College places on community service honor roll

BY SHIRA KIPNEES ’15
Staff Writer

Again demonstrating a commitment to the Greater Lancaster community, the College was recognized in the 2012 edition of the President’s Higher Education Community Service Honor Roll (PHECSHR). This was the third time F&M has applied for and been awarded this honor, with the first two times being in 2006 and 2007. This year’s award covers the time period between June 30, 2010 and June 30, 2011.

The College was notified of this honor on April 17 through a letter sent to Dan Porterfield, president of the College. The letter was from the Pennsylvania Governor’s Office of Citizen Service.

“This is a very prestigious award and F&M students, faculty, and professional staff should be very proud of this achievement,” said Susan Dicklitch, director of the Ware Institute for Civic Engagement.

According to Dicklitch, the PHECSHR was created in 2006 to recognize colleges and universities which support innovative and effective community service projects and service-learning programs. It is the highest federal recognition a college or university can receive for its commitment to volunteering, service-learning, and civic engagement. The award is given each year to a limited number of institutions, and in 2012, only 635 colleges and universities received this honor. The Honor Roll is a program of the Corporation for National and Community Service (CNCS) in collaboration with the Department of Education, the Department of Housing and Urban Development, and the President’s Council on Service and Civic Participation. It is presented during the annual conference of the American Council on Education.

“F&M had to be able to show that it is committed to community service and the achievement of meaningful, demonstrable, and measurable outcomes in the Lancaster community,” Dicklitch said.

The PHECSHR looks at not only exemplary projects, but also the overall number of community service hours in programs such as community-based learning classes, co-curricular community-based learning, volunteer activities, work-study community service, and paid community service internships.

According to Dicklitch, F&M estimated the total number of students engaged in community service of any kind was 1,985, or 83 percent of the student population, and that the total number of all community service hours engaged in by the College’s students was 68,108.

While there were many volunteer projects worth including for this this award, the College focused on three projects Dicklitch referred to as “exemplary projects.”

These included the Volunteer Income Tax Assistance Program (VITA), the Refugee Outreach Program, and the Local Economy Center.

Dicklitch explained these three projects collectively involved 130 students along with 14 faculty members and the work for each totaled 6,335 service hours and 1,013 individuals served.

However, Dicklitch also said there are plenty of other volunteer opportunities in which the College engages.

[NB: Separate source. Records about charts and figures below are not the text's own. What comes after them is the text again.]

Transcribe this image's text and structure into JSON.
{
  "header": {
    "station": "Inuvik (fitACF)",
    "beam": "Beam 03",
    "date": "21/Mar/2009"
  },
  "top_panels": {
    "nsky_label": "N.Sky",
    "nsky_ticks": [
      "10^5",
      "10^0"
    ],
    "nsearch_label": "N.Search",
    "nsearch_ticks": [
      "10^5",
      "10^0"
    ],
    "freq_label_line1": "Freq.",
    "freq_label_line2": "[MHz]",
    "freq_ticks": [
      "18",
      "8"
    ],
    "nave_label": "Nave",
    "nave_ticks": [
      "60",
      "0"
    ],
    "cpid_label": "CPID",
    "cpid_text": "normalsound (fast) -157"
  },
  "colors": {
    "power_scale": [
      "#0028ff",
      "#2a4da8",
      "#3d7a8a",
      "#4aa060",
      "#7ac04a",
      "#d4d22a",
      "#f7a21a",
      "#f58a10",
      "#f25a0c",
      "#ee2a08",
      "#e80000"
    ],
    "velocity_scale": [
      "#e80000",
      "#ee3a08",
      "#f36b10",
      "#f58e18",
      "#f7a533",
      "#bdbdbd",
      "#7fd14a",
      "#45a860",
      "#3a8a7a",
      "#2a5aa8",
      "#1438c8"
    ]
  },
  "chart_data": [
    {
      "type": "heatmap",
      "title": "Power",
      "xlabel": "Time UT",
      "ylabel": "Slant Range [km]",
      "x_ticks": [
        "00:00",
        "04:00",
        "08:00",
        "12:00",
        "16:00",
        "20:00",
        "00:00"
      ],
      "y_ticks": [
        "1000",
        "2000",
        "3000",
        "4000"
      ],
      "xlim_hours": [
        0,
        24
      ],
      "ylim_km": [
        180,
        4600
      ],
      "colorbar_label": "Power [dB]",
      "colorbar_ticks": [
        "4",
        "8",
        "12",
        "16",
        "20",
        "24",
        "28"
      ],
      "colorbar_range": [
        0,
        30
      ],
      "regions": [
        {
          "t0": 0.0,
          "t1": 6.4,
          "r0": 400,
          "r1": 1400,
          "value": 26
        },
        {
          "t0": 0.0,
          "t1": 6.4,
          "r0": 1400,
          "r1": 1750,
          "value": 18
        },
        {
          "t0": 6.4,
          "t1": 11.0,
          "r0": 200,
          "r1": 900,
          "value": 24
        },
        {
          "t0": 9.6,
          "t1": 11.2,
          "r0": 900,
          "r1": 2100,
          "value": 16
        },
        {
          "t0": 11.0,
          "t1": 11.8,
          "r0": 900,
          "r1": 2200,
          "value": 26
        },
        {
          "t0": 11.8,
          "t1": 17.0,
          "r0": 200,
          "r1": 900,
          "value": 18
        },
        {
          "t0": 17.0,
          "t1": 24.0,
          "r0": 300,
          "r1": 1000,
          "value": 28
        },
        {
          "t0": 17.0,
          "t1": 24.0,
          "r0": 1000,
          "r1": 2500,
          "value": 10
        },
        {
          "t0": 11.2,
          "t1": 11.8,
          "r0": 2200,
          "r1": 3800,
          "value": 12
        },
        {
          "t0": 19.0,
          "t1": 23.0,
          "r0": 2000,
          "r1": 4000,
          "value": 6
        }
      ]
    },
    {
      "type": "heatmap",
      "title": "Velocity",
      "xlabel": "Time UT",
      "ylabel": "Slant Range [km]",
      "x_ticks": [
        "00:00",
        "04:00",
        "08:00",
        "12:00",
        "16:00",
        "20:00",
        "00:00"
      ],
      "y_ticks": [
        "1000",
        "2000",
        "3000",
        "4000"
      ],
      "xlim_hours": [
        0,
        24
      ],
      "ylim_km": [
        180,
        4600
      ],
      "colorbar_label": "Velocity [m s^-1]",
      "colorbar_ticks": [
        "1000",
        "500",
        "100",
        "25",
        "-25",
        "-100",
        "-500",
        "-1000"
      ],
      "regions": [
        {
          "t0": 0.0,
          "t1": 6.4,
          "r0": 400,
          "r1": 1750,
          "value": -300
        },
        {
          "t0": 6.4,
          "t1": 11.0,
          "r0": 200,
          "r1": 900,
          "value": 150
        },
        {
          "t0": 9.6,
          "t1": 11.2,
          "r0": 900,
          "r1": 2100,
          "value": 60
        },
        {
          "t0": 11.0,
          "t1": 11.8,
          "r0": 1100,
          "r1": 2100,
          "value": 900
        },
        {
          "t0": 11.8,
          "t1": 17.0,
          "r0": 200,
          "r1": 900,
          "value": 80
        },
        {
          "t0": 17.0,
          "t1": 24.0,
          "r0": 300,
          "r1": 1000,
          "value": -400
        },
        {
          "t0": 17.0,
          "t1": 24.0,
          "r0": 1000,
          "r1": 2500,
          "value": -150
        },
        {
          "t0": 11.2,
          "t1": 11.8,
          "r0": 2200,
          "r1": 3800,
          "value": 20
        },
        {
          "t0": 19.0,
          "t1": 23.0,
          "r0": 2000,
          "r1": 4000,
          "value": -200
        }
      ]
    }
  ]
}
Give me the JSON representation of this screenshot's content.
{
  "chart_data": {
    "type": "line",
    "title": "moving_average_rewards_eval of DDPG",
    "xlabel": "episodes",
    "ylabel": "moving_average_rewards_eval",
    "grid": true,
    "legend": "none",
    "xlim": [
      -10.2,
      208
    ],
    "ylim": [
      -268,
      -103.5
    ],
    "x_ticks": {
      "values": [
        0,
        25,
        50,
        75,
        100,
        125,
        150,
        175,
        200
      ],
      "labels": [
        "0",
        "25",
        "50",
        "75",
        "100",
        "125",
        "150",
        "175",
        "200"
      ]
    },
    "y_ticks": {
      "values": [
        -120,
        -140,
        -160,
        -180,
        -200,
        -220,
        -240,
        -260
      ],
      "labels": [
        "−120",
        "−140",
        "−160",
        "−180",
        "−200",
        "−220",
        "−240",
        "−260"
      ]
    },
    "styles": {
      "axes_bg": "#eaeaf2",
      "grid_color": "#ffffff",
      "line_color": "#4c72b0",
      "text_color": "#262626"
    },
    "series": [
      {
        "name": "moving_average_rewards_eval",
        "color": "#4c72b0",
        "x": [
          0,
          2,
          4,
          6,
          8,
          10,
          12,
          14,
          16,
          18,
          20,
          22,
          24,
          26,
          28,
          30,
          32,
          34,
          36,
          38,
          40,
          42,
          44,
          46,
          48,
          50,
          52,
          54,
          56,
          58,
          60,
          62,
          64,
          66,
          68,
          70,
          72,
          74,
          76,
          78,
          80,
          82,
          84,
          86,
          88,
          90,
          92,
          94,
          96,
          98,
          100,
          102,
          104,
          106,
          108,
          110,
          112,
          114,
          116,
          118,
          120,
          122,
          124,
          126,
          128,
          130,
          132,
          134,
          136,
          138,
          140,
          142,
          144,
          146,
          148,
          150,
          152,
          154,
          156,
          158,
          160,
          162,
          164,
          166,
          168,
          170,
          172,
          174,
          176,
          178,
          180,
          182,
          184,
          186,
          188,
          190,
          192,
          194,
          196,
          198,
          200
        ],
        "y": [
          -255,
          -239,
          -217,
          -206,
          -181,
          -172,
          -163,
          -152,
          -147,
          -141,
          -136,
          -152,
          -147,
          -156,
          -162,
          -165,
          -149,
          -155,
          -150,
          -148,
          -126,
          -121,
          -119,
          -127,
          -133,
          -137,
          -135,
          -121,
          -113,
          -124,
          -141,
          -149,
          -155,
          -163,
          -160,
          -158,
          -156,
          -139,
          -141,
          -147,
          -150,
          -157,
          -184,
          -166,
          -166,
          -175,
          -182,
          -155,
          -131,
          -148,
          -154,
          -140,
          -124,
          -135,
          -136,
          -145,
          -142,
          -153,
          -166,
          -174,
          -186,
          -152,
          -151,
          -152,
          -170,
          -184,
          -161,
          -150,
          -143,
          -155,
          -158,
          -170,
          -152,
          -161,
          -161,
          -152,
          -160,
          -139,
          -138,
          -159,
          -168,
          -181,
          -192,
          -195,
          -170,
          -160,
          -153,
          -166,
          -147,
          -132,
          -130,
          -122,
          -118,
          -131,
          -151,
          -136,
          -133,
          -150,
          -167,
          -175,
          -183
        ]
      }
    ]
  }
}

These include Putting it Together in the Community (PIT), the Manheim Mentoring Program, and the community service program during first-year orientation, among others.

Dicklitch said the college plans to continue many of its previous volunteer opportunities, but also has an additional community service opportunity beginning this year.

This pilot program, entitled F&M Works in Lancaster, will connect 20 students with non-profit organizations in Lancaster, and was made possible through a grant from the Steinman Foundation. As such, students will work 10 hours a week for the entire year.

As for the future of F&M’s volunteer programs, there is no sign of waning, and the College plans to reapply for next year’s PHECSHR in December, which will cover the time period of June 30, 2011 to June 30, 2012.